Vannes, encore, revient en exemple de l'évolution technique des joueurs bretons. « A l'époque de la Fédérale 1, j'avais un paquet d'avants et un buteur, assume Jean-Noël Spitzer. Plus tard, on a misé sur les contre-attaques, notamment du troisième rideau. Et ensuite on a commencé à basculer sur du jeu devant la défense. » Coïncidant par hasard avec la création (obligatoire en pro) d'une équipe espoir, le RCV va maintenant voir naître le deuxième centre universitaire du rugby breton, derrière Rennes où les filles sont installées depuis longtemps, suivies des garçons titrés cette année.

Dans la cité portuaire vannetaise, le jeu et les jeunes vont justement de pair.
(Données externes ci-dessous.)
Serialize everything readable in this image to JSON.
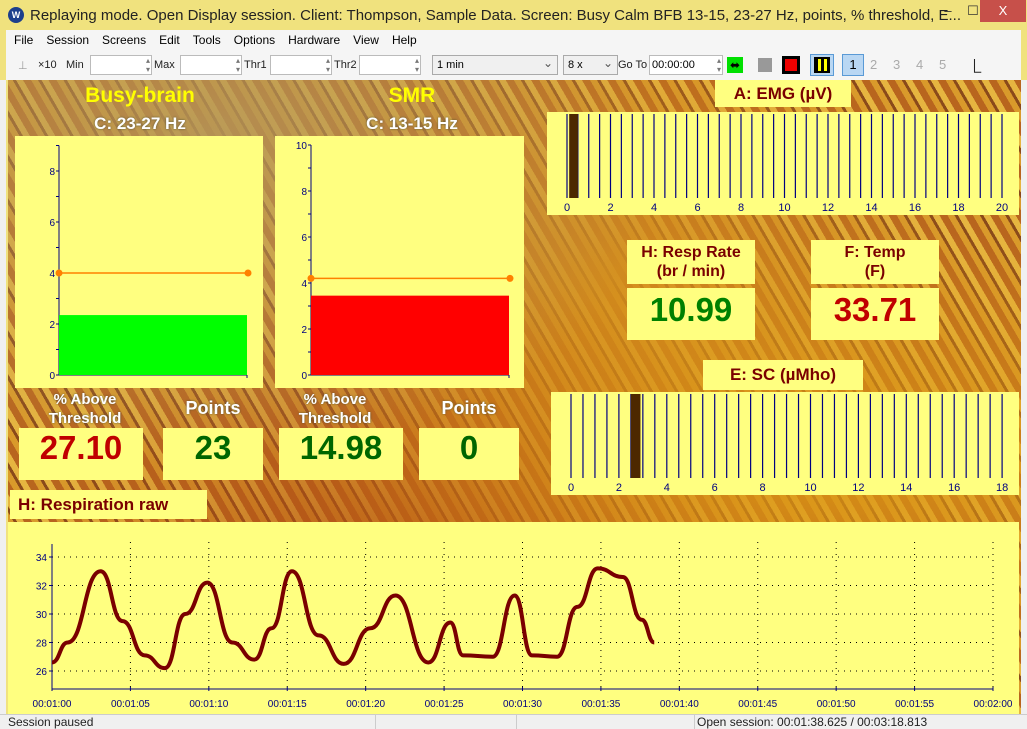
{
  "window": {
    "title": "Replaying mode. Open Display session. Client: Thompson, Sample Data. Screen: Busy Calm BFB 13-15, 23-27 Hz, points, % threshold, E...",
    "minimize": "–",
    "maximize": "☐",
    "close": "X"
  },
  "menu": [
    "File",
    "Session",
    "Screens",
    "Edit",
    "Tools",
    "Options",
    "Hardware",
    "View",
    "Help"
  ],
  "toolbar": {
    "x10": "×10",
    "min": "Min",
    "max": "Max",
    "thr1": "Thr1",
    "thr2": "Thr2",
    "timespan": "1 min",
    "speed": "8 x",
    "goto": "Go To",
    "goto_value": "00:00:00",
    "pages": [
      "1",
      "2",
      "3",
      "4",
      "5"
    ]
  },
  "busy": {
    "title": "Busy-brain",
    "subtitle": "C: 23-27 Hz",
    "value": 2.35,
    "threshold": 4,
    "ymax": 9,
    "ticks": [
      0,
      2,
      4,
      6,
      8
    ],
    "bar_color": "#00ff00",
    "pct_label": "% Above Threshold",
    "pct": "27.10",
    "points_label": "Points",
    "points": "23"
  },
  "smr": {
    "title": "SMR",
    "subtitle": "C: 13-15 Hz",
    "value": 3.45,
    "threshold": 4.2,
    "ymax": 10,
    "ticks": [
      0,
      2,
      4,
      6,
      8,
      10
    ],
    "bar_color": "#ff0000",
    "pct_label": "% Above Threshold",
    "pct": "14.98",
    "points_label": "Points",
    "points": "0"
  },
  "emg": {
    "label": "A: EMG (µV)",
    "value_start": 0.1,
    "value": 0.5,
    "max": 20,
    "ticks": [
      0,
      2,
      4,
      6,
      8,
      10,
      12,
      14,
      16,
      18,
      20
    ]
  },
  "resp_rate": {
    "label1": "H: Resp Rate",
    "label2": "(br / min)",
    "value": "10.99"
  },
  "temp": {
    "label1": "F: Temp",
    "label2": "(F)",
    "value": "33.71"
  },
  "sc": {
    "label": "E: SC (µMho)",
    "value_start": 2.5,
    "value": 2.9,
    "max": 18,
    "ticks": [
      0,
      2,
      4,
      6,
      8,
      10,
      12,
      14,
      16,
      18
    ]
  },
  "chart_data": {
    "type": "line",
    "title": "H: Respiration raw",
    "ylim": [
      25,
      35
    ],
    "yticks": [
      26,
      28,
      30,
      32,
      34
    ],
    "xticks": [
      "00:01:00",
      "00:01:05",
      "00:01:10",
      "00:01:15",
      "00:01:20",
      "00:01:25",
      "00:01:30",
      "00:01:35",
      "00:01:40",
      "00:01:45",
      "00:01:50",
      "00:01:55",
      "00:02:00"
    ],
    "x_seconds": [
      0,
      1,
      3.1,
      4.5,
      5.9,
      7.2,
      8.5,
      9.9,
      11.5,
      12.9,
      14,
      15.3,
      17,
      18.6,
      20.3,
      21.9,
      24,
      25.4,
      26.2,
      28.1,
      29.5,
      30.6,
      32.2,
      33.5,
      34.8,
      36.4,
      37.6,
      38.4
    ],
    "y": [
      26.6,
      28,
      33,
      29.5,
      27.1,
      26.2,
      30,
      32.2,
      28,
      26.8,
      29,
      33,
      28.5,
      26.5,
      29,
      31.3,
      26.6,
      29.4,
      27.1,
      27,
      31.3,
      27.1,
      27,
      30.5,
      33.2,
      32.6,
      29.6,
      28
    ]
  },
  "status": {
    "left": "Session paused",
    "right": "Open session: 00:01:38.625 / 00:03:18.813"
  }
}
Clairement identifié, un projet en faveur de la continuité du jeu et la prise d'espaces est inculqué dès les plus jeunes catégories. « Même en moins de 10 ans, ils sont déjà forts sur les plaquages et les rucks », ajoute Laurent Frétigné, dont le fils évolue lui au Rennes étudiant club (Rec). C'est bien toute la Bretagne qui pourrait bien profiter des retombées de l'installation du moteur morbihannais dans le monde pro. « Les progrès viendront du haut-niveau, avec les joueurs qui reviendront ensuite à l'échelon inférieur », affirme Jean-Noël Spitzer. Désormais, avec l'équipe espoir, les meilleurs jeunes auront également la possibilité de rester en Bretagne, là où une trentaine de régionaux ont intégré les centres de formation de clubs pros français. L'accession de Vannes en Pro D2 n'est enfin pas un épiphénomène. Dans le même temps, Nantes a rejoint la Fédérale 1, et Le Rheu la Fédérale 2, où figure déjà le Rec.

L'organisation d'événements majeurs prouve aussi la reconnaissance acquise doucement par l'ovalie bretonne. Depuis le Congrès de la FFR organisé à Vannes en 2007-2008, l'Ouest a reçu la Coupe du monde junior en 2013, la même année que les demi-finales du Top 14 à Nantes. Avant celles de Rennes, ce week-end, fruit d'un boulot de lobbying auprès des instances nationales en cette année d'Euro. Pour offrir une visibilité toujours bienvenue. « Parce que devant les pages de la presse locale, j'ai encore parfois envie de pleurer », clame Jean-Paul Canaud. En nombre de pratiquants, le rugby n'est que la dixième discipline de Bretagne. Et comme tout passe par la base…

La communication est donc encore une fois nécessaire. « Au Roazhon Park (l'enceinte du Stade rennais où se disputent les demi-finales, ndlr) on aura un stand, assume Lenaïg Corson qui regrette la croissance trop faible du nombre de pratiquantes et ne manque jamais une occasion de caser un mot sur son sport. Si les papas emmènent leurs filles, elles pourront tomber sur nous. J'espère qu'on en recrutera quelques-unes et que ça gonflera un peu les effectifs. » Peut-être plus qu'ailleurs, terroir et monde pro iront de pair.